I will howl like a jackal and moan like an owl.
For Samaria’s plague is incurable; it has spread to Judah’.
 
Micah 1:8-9
 
In the year that the supreme commander, sent by Sargon king of Assyria, came to Ashdod and attacked and captured it— at that time the Lord spoke through Isaiah son of Amoz. He said to him, ‘Take off the sackcloth from your body and the sandals from your feet’. And he did so, going around stripped and barefoot”.
 
Isaiah 20:1-2

 
 
This is not the only instance of the prophets Micah and Isaiah saying/doing the same thing.

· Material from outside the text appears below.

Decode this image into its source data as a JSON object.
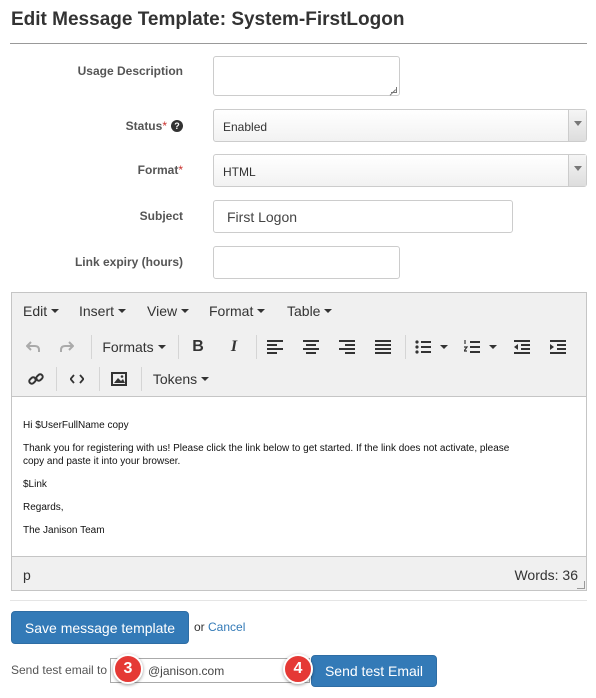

Consider the following extraordinary case of almost word-for-word parallelism:
 
Micah 4:1-3
Isaiah 2:2-4
 
 
In days to come the mountain of the Lord’s house shall be established as the highest of the mountains, and shall be raised up above the hills. Peoples shall stream to it, and many nations shall come and say: ‘Come, let us go up to the mountain of the Lord, to the house of the God of Jacob; that he may teach us his ways and that we may walk in his paths’. For out of Zion shall go forth instruction, and the word of the Lord from Jerusalem. He shall judge between many peoples, and shall arbitrate between strong
nations far away; they shall beat their
swords into plowshares, and their spears
into pruning hooks; nation shall not lift up
sword against nation, neither shall they
learn war any more ….
 
In days to come the mountain of the Lord’s house shall be established as the highest of the mountains, and shall be raised above the hills; all the nations shall stream to it. Many peoples shall come and say, ‘Come, let us go up to the mountain of the Lord, to the house of the God of Jacob; that he may teach us his ways and that we may walk in his paths’. For out of Zion shall go forth instruction, and the word of the Lord from Jerusalem. He shall judge between the nations, and shall arbitrate for many peoples; they shall beat their swords into plowshares, and their spears into pruning hooks; nation shall not lift up sword against nation, neither shall they learn war any more.
 
 
We know that these two prophets were contemporaries, both living at least during the reign of King Hezekiah of Judah. Cf. Jeremiah 26:18:Micah of Moresheth prophesied in the days of Hezekiah king of Judah. He told all the people of Judah, ‘This is what the LORD Almighty says: “Zion will be plowed like a field, Jerusalem will become a heap of rubble, the temple hill a mound overgrown with thickets”’,” and Isaiah 1:1: “The vision concerning Judah and Jerusalem that Isaiah son of Amoz saw during the reigns of Uzziah, Jotham, Ahaz and Hezekiah, kings of Judah”.
And we can extend that contemporaneity even further, to include King Jotham (Micah 1:1): “The word of the Lord that came to Micah of Moresheth during the reigns of Jotham, Ahaz and Hezekiah, kings of Judah—the vision he saw concerning Samaria and Jerusalem”.
But commentators - struck by such similarities between the two prophets as those noted above - are nevertheless divided about who may have borrowed from whom.
Philip J. King, for instance, writing on “Micah” for The Jerome Biblical Commentary (1968), believed that it was Isaiah who had influenced Micah (17:7, p. 284): “... the influence [upon Micah] of Isaiah, also Hosea and Amos, is evident”. {This may seem to be a logical conclusion considering that, whilst Isaiah informs us in 1:1 that he had been prophesying as far back as the reign of King Uzziah Judah, Micah (qua Micah) can claim to have gone back only as far as the reign of Uzziah’ son, Jotham}.
James-Michael Smith, however, in his “Micah 4 and Isaiah 2: Who Borrowed from Who??”, is far less decisive (http://jmsmith.org/downloads/Micah-4-and-Isaiah-2-Who-Borrowed-from-Who.pdf):
 
Because of their almost identical nature however, these two prophecies also raise controversy regarding authorship and inspiration. Are Micah 4:1-5 and Isaiah 2:1-5 two different prophecies given to two different prophets on two separate occasions? Or are they two remnants of one original anonymous saying, which was adapted into the books named after these prophets hundreds of years later? Or perhaps Micah was the original author and Isaiah borrowed from him—or vice versa.
[End of quote]
 
What I think is certain - on the basis of the undeniable similarities referred to above - is that there must have been a very close relationship between these two contemporary prophets, Micah and Isaiah.
And, in Part Two, I hope to be more specific about the nature of this perceived relationship.